Sobre a inflação cósmica — a hipótese de que o universo passou por uma expansão extremamente rápida nos primeiros instantes depois do Big Bang, usada para explicar por que o cosmos é tão uniforme em larga escala — apenas 51% dos respondentes disseram apoiar a teoria. É uma maioria simples, não um consenso robusto, para uma ideia que costuma aparecer em livros de divulgação como parte estabelecida do “pacote padrão” da cosmologia.

Matéria escura: um cardápio de teorias, nenhuma vencedora clara

A fragmentação fica ainda mais visível quando o assunto é matéria escura — a massa invisível que, segundo o modelo padrão da cosmologia, seria necessária para explicar como galáxias e aglomerados de galáxias se comportam gravitacionalmente. Apenas 17% dos físicos apostam em partículas ainda não descobertas de baixa massa (a explicação mais citada na mídia geral), 12% preferem explicações que envolvem modificar as próprias leis da gravidade, e o maior grupo isolado — 21% — prefere uma combinação de diferentes explicações propostas, sem se comprometer com uma única história. Isso significa, na prática, que não existe hoje uma teoria de matéria escura “vencedora” por consenso amplo — existe um leque de candidatas sérias, cada uma com evidências parciais a favor e problemas não resolvidos.

Uma divisão parecida aparece nas abordagens de gravidade quântica — o esforço teórico para unificar a gravidade (descrita pela relatividade geral) com a mecânica quântica. A teoria das cordas lidera com 19% de apoio, seguida pela gravidade quântica em laços (loop quantum gravity) com 12%. Mas o dado mais chamativo é outro: 18% dos físicos consultados acreditam que a gravidade simplesmente não pode ser quantizada da forma como tentamos hoje — uma posição minoritária, porém significativa, que questiona a própria premissa de boa parte do programa de pesquisa em física teórica das últimas décadas.

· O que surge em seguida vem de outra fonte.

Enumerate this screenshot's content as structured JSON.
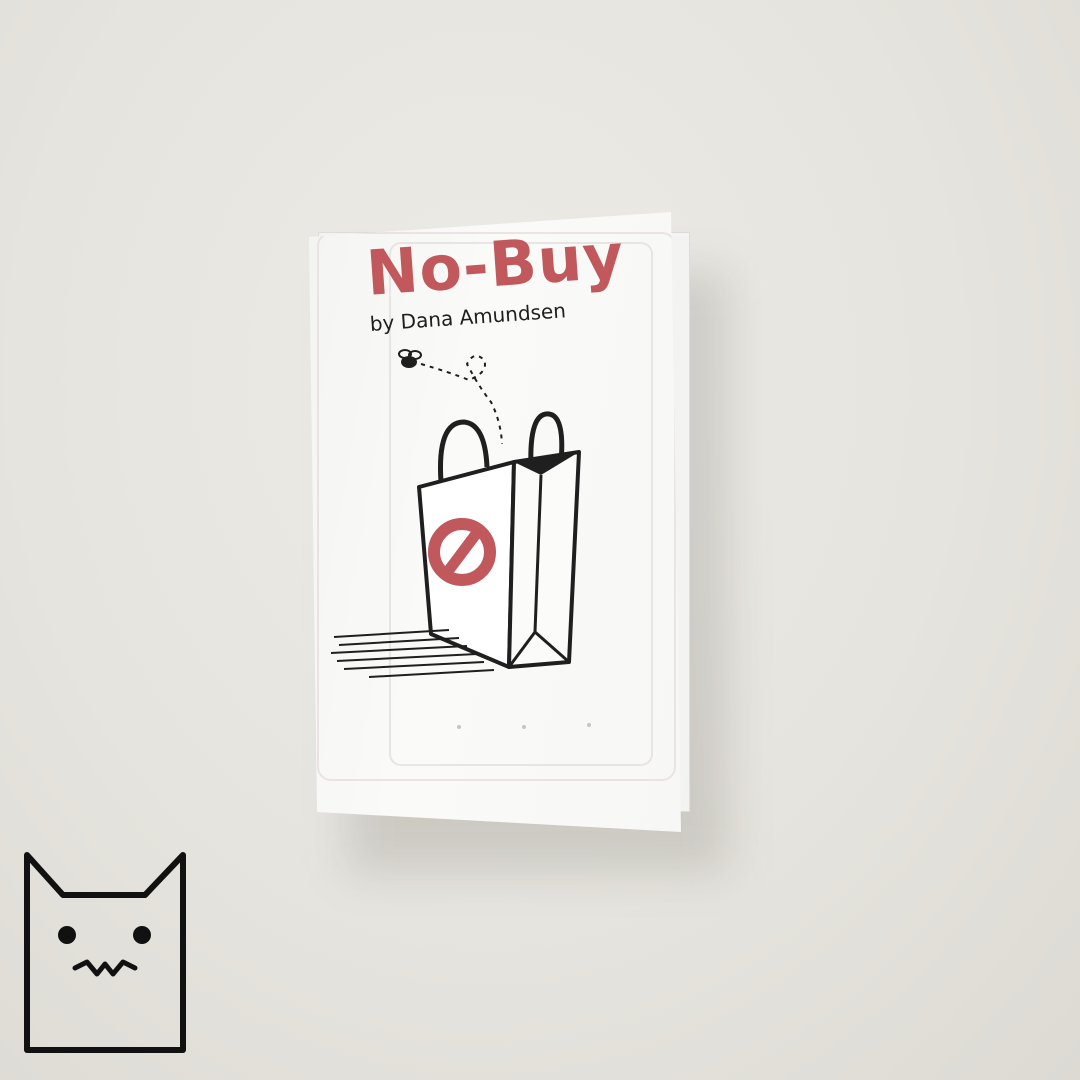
{
  "zine": {
    "title": "No-Buy",
    "byline": "by Dana Amundsen"
  },
  "colors": {
    "background": "#e6e4de",
    "cover": "#f7f7f5",
    "title_red": "#c0585c",
    "ink": "#1f1f1f"
  },
  "icons": {
    "bag": "shopping-bag-icon",
    "no_sign": "prohibition-sign-icon",
    "fly": "fly-icon",
    "cat": "cat-face-icon"
  }
}
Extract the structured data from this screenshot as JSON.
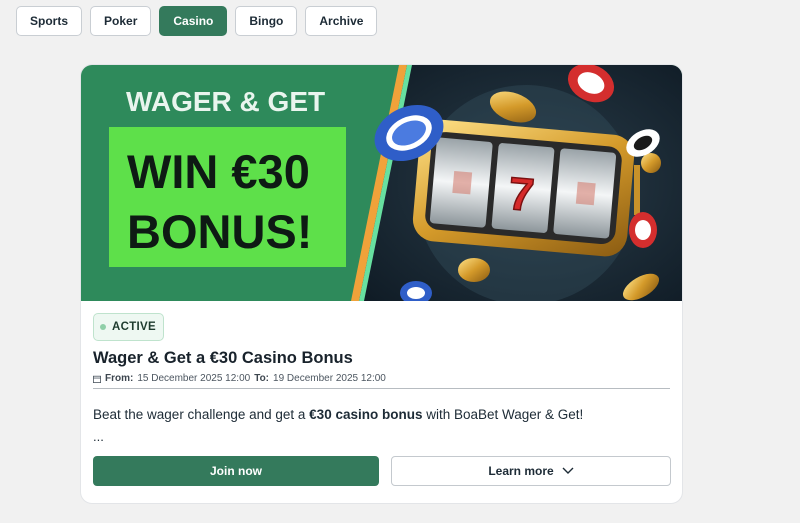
{
  "tabs": [
    {
      "label": "Sports",
      "active": false
    },
    {
      "label": "Poker",
      "active": false
    },
    {
      "label": "Casino",
      "active": true
    },
    {
      "label": "Bingo",
      "active": false
    },
    {
      "label": "Archive",
      "active": false
    }
  ],
  "promo": {
    "banner": {
      "headline": "WAGER & GET",
      "big_line1": "WIN €30",
      "big_line2": "BONUS!",
      "reel_symbol": "7"
    },
    "status": "ACTIVE",
    "title": "Wager & Get a €30 Casino Bonus",
    "dates": {
      "from_label": "From:",
      "from_value": "15 December 2025 12:00",
      "to_label": "To:",
      "to_value": "19 December 2025 12:00"
    },
    "description": {
      "before": "Beat the wager challenge and get a ",
      "bold": "€30 casino bonus",
      "after": " with BoaBet Wager & Get!"
    },
    "ellipsis": "...",
    "join_label": "Join now",
    "learn_more_label": "Learn more"
  },
  "colors": {
    "brand_green": "#347a5c",
    "banner_green": "#2e8a5b",
    "highlight_green": "#5ee04a",
    "banner_dark": "#152431",
    "accent_orange": "#f0a23a"
  },
  "icons": {
    "calendar": "calendar-icon",
    "learn_more": "chevron-down-icon",
    "status": "status-dot-icon"
  }
}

Nem o modelo padrão da cosmologia escapou

Talvez o achado mais relevante para entender notícias de cosmologia dos últimos meses seja este: o modelo padrão da cosmologia, conhecido pela sigla ΛCDM (Lambda-CDM, que combina energia escura constante com matéria escura fria), não conseguiu obter apoio majoritário entre os físicos pesquisados. Afshordi relacionou esse resultado a descobertas recentes do experimento DESI (Dark Energy Spectroscopic Instrument), que sugeriram que a energia escura pode não ser constante ao longo do tempo — uma possibilidade que, se confirmada, obrigaria a repensar boa parte da cosmologia padrão ensinada hoje. Não é por acaso que, na mesma semana desta pesquisa, outro estudo (que cobrimos separadamente neste site) questionou diretamente se a aceleração da expansão do universo — a evidência original a favor da energia escura — é real ou um efeito observacional mal corrigido.

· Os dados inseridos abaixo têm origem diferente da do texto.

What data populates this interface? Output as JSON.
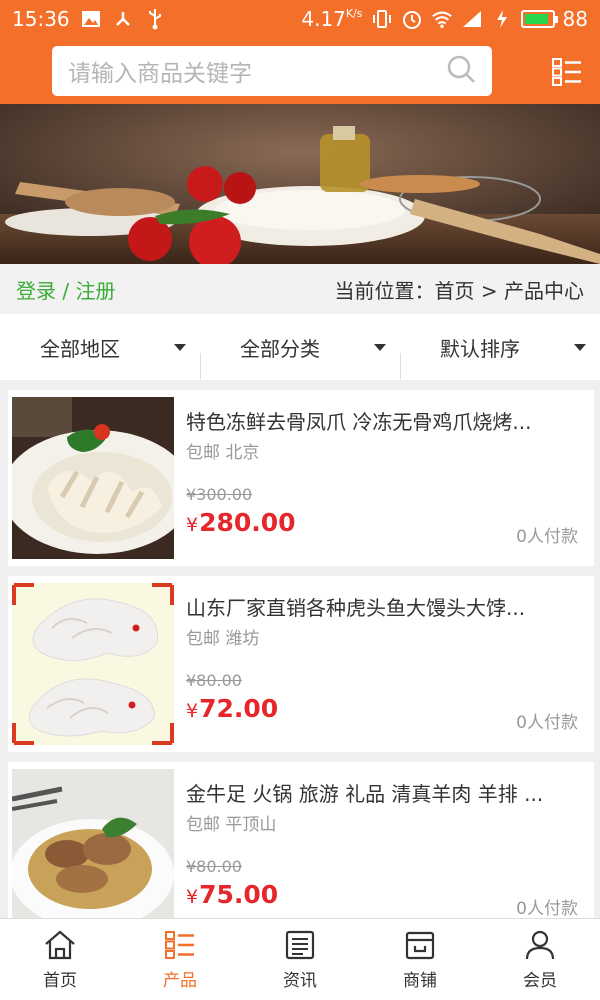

O próprio Afshordi resume o resultado de um jeito que vale mais do que qualquer título sensacionalista: “a fronteira está genuinamente viva”, e as divisões reveladas pela pesquisa mostram exatamente onde “dados melhores, teoria mais afiada ou novas conexões” entre áreas podem levar a descobertas nos próximos anos. Divergência, nesse sentido, não é sinal de uma ciência “quebrada” — é o mapa mais honesto disponível hoje de onde a física ainda precisa investir esforço, evidência e imaginação teórica.

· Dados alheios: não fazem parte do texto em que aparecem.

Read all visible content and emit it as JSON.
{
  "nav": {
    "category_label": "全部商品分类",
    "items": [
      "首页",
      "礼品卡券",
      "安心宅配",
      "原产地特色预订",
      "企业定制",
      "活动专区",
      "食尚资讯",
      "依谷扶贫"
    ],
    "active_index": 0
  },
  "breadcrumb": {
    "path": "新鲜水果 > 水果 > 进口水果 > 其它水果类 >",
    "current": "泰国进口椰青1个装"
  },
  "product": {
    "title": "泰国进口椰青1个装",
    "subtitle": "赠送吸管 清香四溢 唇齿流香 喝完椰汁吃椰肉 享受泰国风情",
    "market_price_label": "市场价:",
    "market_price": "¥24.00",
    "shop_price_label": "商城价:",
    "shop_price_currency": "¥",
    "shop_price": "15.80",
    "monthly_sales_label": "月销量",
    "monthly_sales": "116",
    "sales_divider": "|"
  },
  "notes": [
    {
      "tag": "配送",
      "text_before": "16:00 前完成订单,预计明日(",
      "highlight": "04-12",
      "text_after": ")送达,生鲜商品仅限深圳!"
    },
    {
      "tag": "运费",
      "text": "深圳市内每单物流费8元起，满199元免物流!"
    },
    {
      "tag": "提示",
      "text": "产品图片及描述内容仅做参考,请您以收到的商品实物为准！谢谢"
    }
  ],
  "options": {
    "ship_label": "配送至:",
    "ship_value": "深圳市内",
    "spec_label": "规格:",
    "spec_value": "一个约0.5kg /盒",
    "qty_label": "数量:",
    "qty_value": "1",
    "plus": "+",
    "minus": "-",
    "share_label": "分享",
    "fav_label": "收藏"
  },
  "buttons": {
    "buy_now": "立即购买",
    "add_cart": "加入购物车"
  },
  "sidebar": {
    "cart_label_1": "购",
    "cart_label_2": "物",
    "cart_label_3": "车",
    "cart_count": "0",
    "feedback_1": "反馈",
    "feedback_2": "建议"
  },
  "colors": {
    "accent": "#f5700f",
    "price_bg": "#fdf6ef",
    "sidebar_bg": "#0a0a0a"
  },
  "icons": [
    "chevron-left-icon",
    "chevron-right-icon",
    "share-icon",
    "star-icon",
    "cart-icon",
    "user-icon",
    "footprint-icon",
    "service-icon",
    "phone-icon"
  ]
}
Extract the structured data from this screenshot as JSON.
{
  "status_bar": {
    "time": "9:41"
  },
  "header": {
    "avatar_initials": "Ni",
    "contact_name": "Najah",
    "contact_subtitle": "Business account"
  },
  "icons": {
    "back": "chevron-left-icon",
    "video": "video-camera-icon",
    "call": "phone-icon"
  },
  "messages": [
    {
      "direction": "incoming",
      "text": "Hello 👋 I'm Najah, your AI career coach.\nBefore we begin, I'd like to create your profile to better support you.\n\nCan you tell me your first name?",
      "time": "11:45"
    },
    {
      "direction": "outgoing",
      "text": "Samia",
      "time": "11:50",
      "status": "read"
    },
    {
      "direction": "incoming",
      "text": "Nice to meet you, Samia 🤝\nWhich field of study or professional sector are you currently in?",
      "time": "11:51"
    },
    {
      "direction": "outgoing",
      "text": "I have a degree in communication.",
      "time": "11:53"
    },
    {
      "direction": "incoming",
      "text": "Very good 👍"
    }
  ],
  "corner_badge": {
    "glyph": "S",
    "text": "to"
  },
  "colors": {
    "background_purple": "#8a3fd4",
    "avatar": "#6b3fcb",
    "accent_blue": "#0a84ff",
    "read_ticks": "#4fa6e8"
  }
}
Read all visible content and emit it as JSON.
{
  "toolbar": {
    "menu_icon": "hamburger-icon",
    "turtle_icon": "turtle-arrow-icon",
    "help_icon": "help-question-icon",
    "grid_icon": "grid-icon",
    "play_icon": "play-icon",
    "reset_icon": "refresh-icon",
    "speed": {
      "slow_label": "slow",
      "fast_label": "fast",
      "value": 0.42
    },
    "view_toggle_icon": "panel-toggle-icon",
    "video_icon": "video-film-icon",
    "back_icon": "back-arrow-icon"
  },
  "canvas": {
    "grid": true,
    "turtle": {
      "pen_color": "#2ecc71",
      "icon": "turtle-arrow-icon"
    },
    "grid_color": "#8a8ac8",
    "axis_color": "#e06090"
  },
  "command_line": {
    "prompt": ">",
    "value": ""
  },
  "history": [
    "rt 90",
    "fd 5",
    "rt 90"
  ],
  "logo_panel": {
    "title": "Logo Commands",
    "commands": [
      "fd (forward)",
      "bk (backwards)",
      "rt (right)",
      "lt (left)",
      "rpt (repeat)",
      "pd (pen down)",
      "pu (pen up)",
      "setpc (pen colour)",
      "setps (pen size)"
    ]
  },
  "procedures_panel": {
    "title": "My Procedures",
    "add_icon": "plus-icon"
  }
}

Vale contextualizar por que esse tipo de levantamento é raro. Pesquisas de opinião formais entre cientistas profissionais sobre questões teóricas em aberto não são um exercício comum — a maior parte da comunicação científica tradicional (artigos revisados por pares, palestras, livros didáticos) tende a apresentar resultados e teorias de forma relativamente assertiva, sem necessariamente expor o grau real de discordância interna do campo. Um levantamento em larga escala como esse, conduzido por uma publicação ligada a uma sociedade científica de peso como a American Physical Society, funciona quase como um raio-X da própria comunidade: revela não apenas o que os físicos concluem, mas com que grau de confiança coletiva eles chegam a cada conclusão — informação que raramente aparece de forma tão explícita fora de bastidores acadêmicos.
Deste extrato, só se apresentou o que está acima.